Il Balon d'Or torna a casa. Ma quale casa troverà? Per due lunghi, orribili anni abbiamo sognato ad occhi aperti di vivere una serata come quella di oggi. In principio, era pura e semplice utopia. L'estate scorsa ci eravamo quasi affezionati all'dea, prima di accorgerci del copione mediatico sottostante. Questa estate, in tutta onestà, avevamo smesso di crederci ben prima che il copione ci venisse riproposto, tale e quale a un anno fa. Di più, avevamo iniziato a sognare per Sheva un epilogo migliore: lontano dai livori del sordido Ancelotti, lontano dalle grinfie delle putrescenti cariatidi di Milanello (e cartastraccia circostante), lontano dai ghigni grotteschi del brianzolo Galliani. Avevamo sperato in una svolta inattesa, una nuova pista di mercato. Magari una luminosa redenzione sotto il sole caldo di Barcelona, nella splendida casa del Camp Nou... perché no, con il benefit di quella dimora da sogno a picco sul mare liberata proprio dall'ultimo fenomeno da baraccone di Bronzetti. Comunque fosse, lontano dalle macerie di questo povero Diavolo. Che non è più il Milan di Sheva, e purtroppo non è più il nostro Milan.

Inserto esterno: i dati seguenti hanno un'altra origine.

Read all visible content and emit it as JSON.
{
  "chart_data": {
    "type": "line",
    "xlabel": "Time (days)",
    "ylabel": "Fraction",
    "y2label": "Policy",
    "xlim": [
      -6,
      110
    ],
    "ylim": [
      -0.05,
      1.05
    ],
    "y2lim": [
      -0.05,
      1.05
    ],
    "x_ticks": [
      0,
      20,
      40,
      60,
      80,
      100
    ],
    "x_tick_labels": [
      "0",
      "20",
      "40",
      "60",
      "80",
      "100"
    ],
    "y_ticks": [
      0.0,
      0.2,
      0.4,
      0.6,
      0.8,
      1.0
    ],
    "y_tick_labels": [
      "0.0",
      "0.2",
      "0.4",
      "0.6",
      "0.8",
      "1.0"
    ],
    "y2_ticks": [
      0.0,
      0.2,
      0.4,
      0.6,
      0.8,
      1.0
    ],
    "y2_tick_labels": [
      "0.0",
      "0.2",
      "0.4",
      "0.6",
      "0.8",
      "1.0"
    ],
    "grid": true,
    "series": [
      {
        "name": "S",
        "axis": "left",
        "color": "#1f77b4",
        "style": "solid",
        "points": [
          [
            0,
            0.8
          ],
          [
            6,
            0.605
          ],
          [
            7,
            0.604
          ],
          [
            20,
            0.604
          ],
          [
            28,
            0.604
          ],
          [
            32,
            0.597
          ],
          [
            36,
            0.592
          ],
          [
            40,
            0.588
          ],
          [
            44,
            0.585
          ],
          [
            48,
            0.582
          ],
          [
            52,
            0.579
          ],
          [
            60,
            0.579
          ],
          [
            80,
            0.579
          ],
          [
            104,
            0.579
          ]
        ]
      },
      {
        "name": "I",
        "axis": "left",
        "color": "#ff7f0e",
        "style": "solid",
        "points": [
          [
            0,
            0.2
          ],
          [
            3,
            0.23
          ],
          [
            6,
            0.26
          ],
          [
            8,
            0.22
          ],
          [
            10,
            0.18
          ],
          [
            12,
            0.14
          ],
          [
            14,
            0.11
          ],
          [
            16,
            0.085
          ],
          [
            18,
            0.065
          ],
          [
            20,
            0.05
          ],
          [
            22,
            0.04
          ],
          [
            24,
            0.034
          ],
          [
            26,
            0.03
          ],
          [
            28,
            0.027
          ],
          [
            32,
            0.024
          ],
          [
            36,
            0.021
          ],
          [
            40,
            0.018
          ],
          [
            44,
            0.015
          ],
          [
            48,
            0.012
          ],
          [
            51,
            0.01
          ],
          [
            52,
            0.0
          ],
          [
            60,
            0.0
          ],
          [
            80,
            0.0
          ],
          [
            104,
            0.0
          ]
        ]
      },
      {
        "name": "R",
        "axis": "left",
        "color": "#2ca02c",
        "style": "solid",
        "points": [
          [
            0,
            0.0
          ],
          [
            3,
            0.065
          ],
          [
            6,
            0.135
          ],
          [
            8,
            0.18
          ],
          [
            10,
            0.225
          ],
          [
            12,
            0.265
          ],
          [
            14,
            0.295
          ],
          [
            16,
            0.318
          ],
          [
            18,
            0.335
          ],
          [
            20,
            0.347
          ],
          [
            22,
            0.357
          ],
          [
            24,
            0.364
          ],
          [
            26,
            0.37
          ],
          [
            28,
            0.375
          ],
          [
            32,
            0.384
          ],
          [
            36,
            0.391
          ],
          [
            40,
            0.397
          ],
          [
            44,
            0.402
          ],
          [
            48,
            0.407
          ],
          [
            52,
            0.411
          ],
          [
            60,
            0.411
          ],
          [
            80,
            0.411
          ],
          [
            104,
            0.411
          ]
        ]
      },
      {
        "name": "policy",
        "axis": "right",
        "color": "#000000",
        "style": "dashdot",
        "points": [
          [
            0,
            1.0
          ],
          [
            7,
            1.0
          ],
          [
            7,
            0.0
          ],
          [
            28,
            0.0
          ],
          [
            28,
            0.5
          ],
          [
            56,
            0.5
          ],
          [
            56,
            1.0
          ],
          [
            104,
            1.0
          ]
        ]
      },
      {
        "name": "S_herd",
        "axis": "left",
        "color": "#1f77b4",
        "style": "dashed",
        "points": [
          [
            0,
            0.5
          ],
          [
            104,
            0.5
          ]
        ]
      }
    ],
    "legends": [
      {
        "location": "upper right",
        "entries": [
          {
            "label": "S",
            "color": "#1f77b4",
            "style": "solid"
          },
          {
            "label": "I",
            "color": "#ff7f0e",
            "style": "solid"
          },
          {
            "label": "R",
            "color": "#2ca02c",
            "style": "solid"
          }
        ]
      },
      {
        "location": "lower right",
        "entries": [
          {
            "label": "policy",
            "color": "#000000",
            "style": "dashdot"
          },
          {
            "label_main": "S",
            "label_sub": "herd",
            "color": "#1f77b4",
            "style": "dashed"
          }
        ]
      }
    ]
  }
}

Shevalove ha raccontato, dal 2005 ad oggi, la decadenza di un club che forse più di ogni altro in Italia ha interpretato il crepuscolo di un movimento sportivo, e volendo allargare ancora oltre l'orizzonte, il declino di una società civile. Restano solo disgusto e imbarazzo per questa dirigenza, per questo allenatore, per questi giocatori e per questo pubblico. Né dignità né onore per i nostri colori. Ma il Balon d'Or torna a casa. Ed un altro cerchio (forse l'ultimo) si chiude, per questo
gruppo di uomini ostinati e predestinati. Resteremo in silenzio, a guardare. Da debita distanza. Siamo intimamente convinti che il ritorno sia un azzardo: perché due anni di sostanziale inattività pongono un'incognita, e soprattutto perché il contesto ambientale è il medesimo che due anni fa aveva creato le condizioni per il doloroso distacco. Il rischio concreto è che il Balon d'Or diventi il bersaglio principale ed il capro espiatorio di una nuova stagione fallimentare. Ma il calcio, si sa, è una scienza inesatta. E allora resteremo in silenzio, ad osservare e a sperare che il dio del pallone faccia accadere di nuovo
la magia, e possa riaccendere la passione per la maglia e l'emozione inconfondibile che solo il
7 Rossonero ci può regalare. Comunque andrà, BENTORNATO AMATISSIMO CAMPIONE!